Kluczowa rola świadomej komunikacji marketingowej
– Jeśli łączymy samodzielnie użytkowników wielu kanałów, np. na bazie ich adresu mailowego, choćby poprzez logowanie użytkownika, to pozostaje nam pole do analiz. W przypadku polegania na usługach śledzących możemy faktycznie utracić znaczną część danych, które pozwalają na powiązanie ruchu między kanałami. To z kolei może utrudnić znacznie np. remarketing pośród różnych mediów – zaznacza ze swojej strony Piotr Kaczor.

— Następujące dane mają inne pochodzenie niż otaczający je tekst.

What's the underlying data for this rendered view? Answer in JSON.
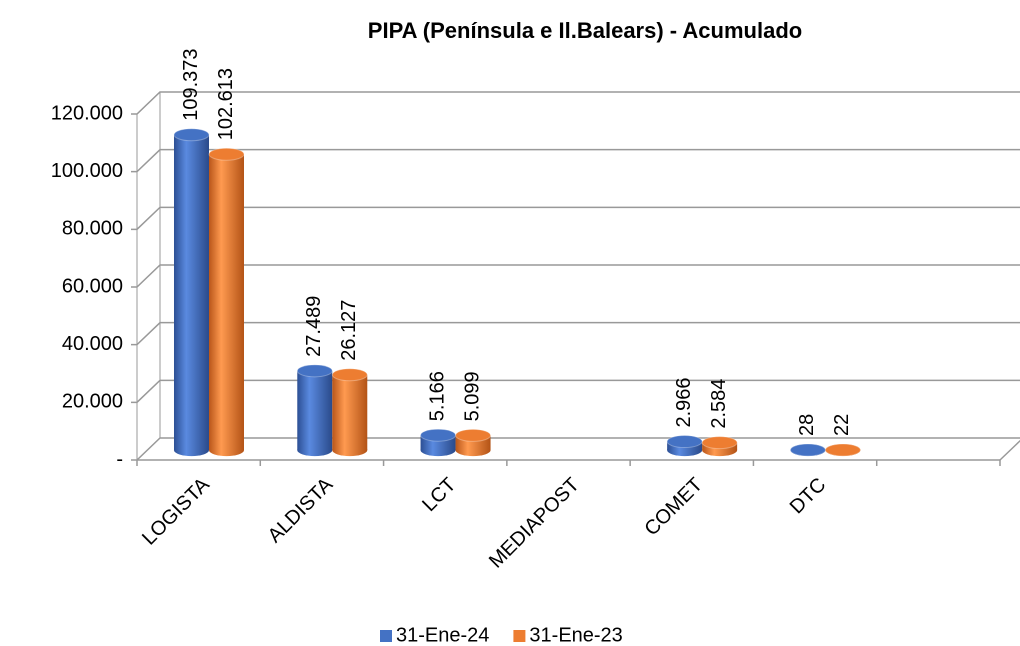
{
  "chart_data": {
    "type": "bar3d",
    "title": "PIPA  (Península e Il.Balears) - Acumulado",
    "categories": [
      "LOGISTA",
      "ALDISTA",
      "LCT",
      "MEDIAPOST",
      "COMET",
      "DTC",
      null
    ],
    "series": [
      {
        "name": "31-Ene-24",
        "color": "#4472c4",
        "values": [
          109373,
          27489,
          5166,
          null,
          2966,
          28,
          null
        ],
        "value_labels": [
          "109.373",
          "27.489",
          "5.166",
          null,
          "2.966",
          "28",
          null
        ]
      },
      {
        "name": "31-Ene-23",
        "color": "#ed7d31",
        "values": [
          102613,
          26127,
          5099,
          null,
          2584,
          22,
          null
        ],
        "value_labels": [
          "102.613",
          "26.127",
          "5.099",
          null,
          "2.584",
          "22",
          null
        ]
      }
    ],
    "ylim": [
      0,
      120000
    ],
    "yticks": [
      {
        "value": 0,
        "label": "-"
      },
      {
        "value": 20000,
        "label": "20.000"
      },
      {
        "value": 40000,
        "label": "40.000"
      },
      {
        "value": 60000,
        "label": "60.000"
      },
      {
        "value": 80000,
        "label": "80.000"
      },
      {
        "value": 100000,
        "label": "100.000"
      },
      {
        "value": 120000,
        "label": "120.000"
      }
    ],
    "grid": true,
    "legend": "bottom"
  }
}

Według CEO People More, w tej sytuacji branża content marketingowa może skupić się na samodzielnym zbieraniu leadów i targetowaniu użytkowników, którzy dobrowolnie wyrazili świadomą zgodę na komunikację marketingową. Tego typu użytkownicy bywają drożsi w pozyskaniu, ale osiągają znacznie lepsze ROI. Niezmiennie działania oparte o budowę neutralnego contentu, który niejako przy okazji podsuwa nasze rozwiązania i produkty, wydaje się realizować w sposób etyczny i przyjazny docieranie do realnie zainteresowanych użytkowników – podkreśla Piotr Kaczor.